Banks are dealing with a new economic reality, and way of life, just as consumers are.
“People with lots of equity in their home, but no income—the typical bank is not set up for that,” says Rutger van Faassen, vice president of consumer lending at Informa Financial Intelligence, a financial institution research firm. “And then there’s challenges like, ‘How do I verify someone’s income?’ or, ‘How do I send an appraiser [while coronavirus restrictions are in place]?’”
If a home equity loan or HELOC is no longer an option for you, coronavirus hardship loans are smaller and, since they specifically intended to help those who are experiencing a cash crunch, likely easier to get approved for.
According to a March 27 survey conducted by the CUNA and State Credit Union Leagues, 86% of credit unions are offering new loan products as a response to the crisis, 95% are offering loan modifications (such as interest-only payments, loan extensions or reduced or 0% interest on existing loans) and 90% of credit unions are offering fee waivers.
Although it might not be a big chunk of cash like a HELOC might provide, a coronavirus hardship loan could be enough to get you through the next few months of an emergency situation until you can reevaluate your options in the future.

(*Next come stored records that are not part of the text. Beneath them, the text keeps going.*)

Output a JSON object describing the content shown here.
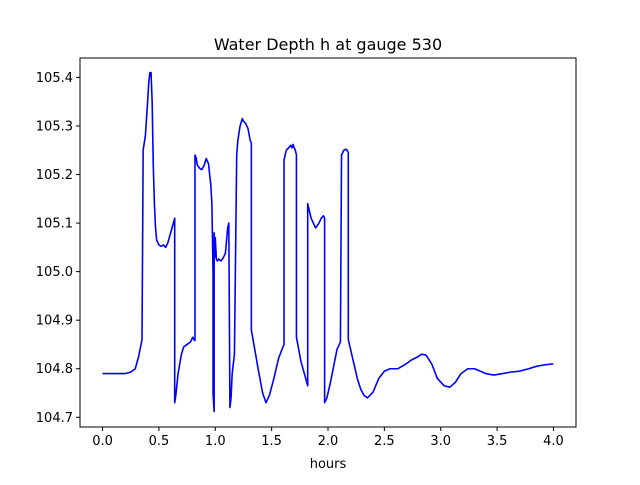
{
  "chart_data": {
    "type": "line",
    "title": "Water Depth h at gauge 530",
    "xlabel": "hours",
    "ylabel": "",
    "xlim": [
      -0.2,
      4.2
    ],
    "ylim": [
      104.68,
      105.44
    ],
    "xticks": [
      0.0,
      0.5,
      1.0,
      1.5,
      2.0,
      2.5,
      3.0,
      3.5,
      4.0
    ],
    "xtick_labels": [
      "0.0",
      "0.5",
      "1.0",
      "1.5",
      "2.0",
      "2.5",
      "3.0",
      "3.5",
      "4.0"
    ],
    "yticks": [
      104.7,
      104.8,
      104.9,
      105.0,
      105.1,
      105.2,
      105.3,
      105.4
    ],
    "ytick_labels": [
      "104.7",
      "104.8",
      "104.9",
      "105.0",
      "105.1",
      "105.2",
      "105.3",
      "105.4"
    ],
    "grid": false,
    "series": [
      {
        "color": "#0000ff",
        "x": [
          0.0,
          0.1,
          0.2,
          0.25,
          0.29,
          0.32,
          0.35,
          0.36,
          0.36,
          0.38,
          0.4,
          0.41,
          0.42,
          0.43,
          0.44,
          0.45,
          0.46,
          0.47,
          0.48,
          0.5,
          0.52,
          0.54,
          0.56,
          0.58,
          0.61,
          0.64,
          0.64,
          0.65,
          0.67,
          0.7,
          0.72,
          0.75,
          0.78,
          0.8,
          0.81,
          0.82,
          0.82,
          0.83,
          0.84,
          0.86,
          0.88,
          0.9,
          0.92,
          0.94,
          0.95,
          0.96,
          0.97,
          0.98,
          0.98,
          0.99,
          0.99,
          1.0,
          1.0,
          1.01,
          1.02,
          1.03,
          1.05,
          1.07,
          1.09,
          1.11,
          1.12,
          1.13,
          1.14,
          1.15,
          1.17,
          1.19,
          1.2,
          1.22,
          1.24,
          1.25,
          1.27,
          1.29,
          1.31,
          1.32,
          1.32,
          1.35,
          1.38,
          1.42,
          1.45,
          1.48,
          1.52,
          1.56,
          1.6,
          1.61,
          1.61,
          1.63,
          1.65,
          1.67,
          1.68,
          1.69,
          1.7,
          1.71,
          1.72,
          1.72,
          1.74,
          1.76,
          1.79,
          1.82,
          1.82,
          1.83,
          1.85,
          1.87,
          1.89,
          1.92,
          1.94,
          1.96,
          1.97,
          1.97,
          1.99,
          2.02,
          2.05,
          2.08,
          2.11,
          2.12,
          2.14,
          2.16,
          2.17,
          2.18,
          2.18,
          2.2,
          2.23,
          2.26,
          2.29,
          2.32,
          2.35,
          2.4,
          2.45,
          2.5,
          2.55,
          2.62,
          2.68,
          2.74,
          2.8,
          2.83,
          2.87,
          2.92,
          2.97,
          3.03,
          3.08,
          3.13,
          3.18,
          3.24,
          3.3,
          3.35,
          3.4,
          3.47,
          3.55,
          3.62,
          3.7,
          3.78,
          3.85,
          3.92,
          4.0
        ],
        "y": [
          104.79,
          104.79,
          104.79,
          104.793,
          104.8,
          104.825,
          104.86,
          105.24,
          105.25,
          105.28,
          105.35,
          105.39,
          105.41,
          105.41,
          105.35,
          105.22,
          105.14,
          105.09,
          105.065,
          105.055,
          105.052,
          105.055,
          105.05,
          105.06,
          105.085,
          105.11,
          104.73,
          104.745,
          104.79,
          104.83,
          104.845,
          104.85,
          104.855,
          104.865,
          104.86,
          104.858,
          105.24,
          105.235,
          105.22,
          105.213,
          105.21,
          105.218,
          105.233,
          105.222,
          105.2,
          105.18,
          105.14,
          105.0,
          104.75,
          104.712,
          105.08,
          105.03,
          105.07,
          105.025,
          105.022,
          105.026,
          105.022,
          105.028,
          105.038,
          105.09,
          105.1,
          104.72,
          104.74,
          104.79,
          104.83,
          105.24,
          105.27,
          105.3,
          105.315,
          105.31,
          105.305,
          105.295,
          105.27,
          105.265,
          104.88,
          104.84,
          104.8,
          104.75,
          104.73,
          104.745,
          104.78,
          104.82,
          104.845,
          104.85,
          105.23,
          105.25,
          105.255,
          105.26,
          105.255,
          105.262,
          105.255,
          105.25,
          105.24,
          104.865,
          104.84,
          104.815,
          104.79,
          104.765,
          105.14,
          105.13,
          105.11,
          105.1,
          105.09,
          105.1,
          105.11,
          105.115,
          105.11,
          104.73,
          104.74,
          104.77,
          104.805,
          104.84,
          104.855,
          105.24,
          105.25,
          105.252,
          105.25,
          105.245,
          104.86,
          104.84,
          104.81,
          104.78,
          104.758,
          104.745,
          104.74,
          104.752,
          104.78,
          104.795,
          104.8,
          104.8,
          104.808,
          104.818,
          104.825,
          104.83,
          104.828,
          104.81,
          104.78,
          104.765,
          104.762,
          104.772,
          104.79,
          104.8,
          104.8,
          104.795,
          104.79,
          104.787,
          104.79,
          104.793,
          104.795,
          104.8,
          104.805,
          104.808,
          104.81
        ]
      }
    ]
  }
}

A Coronavirus Hardship Loan Is Still a Loan
Even if the terms of a coronavirus hardship loan seem appealing, it will still have to be repaid. Although there’s a lot of buzz surrounding the potential for PPP loans to be forgiven, those loans are only for small businesses—and they can only be forgiven when at least 75% of the loan proceeds are used to cover employee payroll. A coronavirus hardship loan does not typically have the possibility of forgiveness attached to it.
“Maybe the banks and credit unions are being a little nicer with interest rates,” says Bonneau. “But ultimately…you’ll also have to pay it back one day.”
If you do opt to pursue a coronavirus hardship loan, pay close attention to the terms, including any fees associated with it and the interest rate you’ll pay. Also double-check when any deferment periods end.
Before taking on more debt, assess your budget. Calculate your total monthly income and expenses to make sure you can accommodate a new monthly bill when repayment starts. If you’ve been furloughed or you lost your job, it’s especially important to get clear on how and when you’ll be able to repay the loan, and consider taking out the least amount you need to cover your expenses.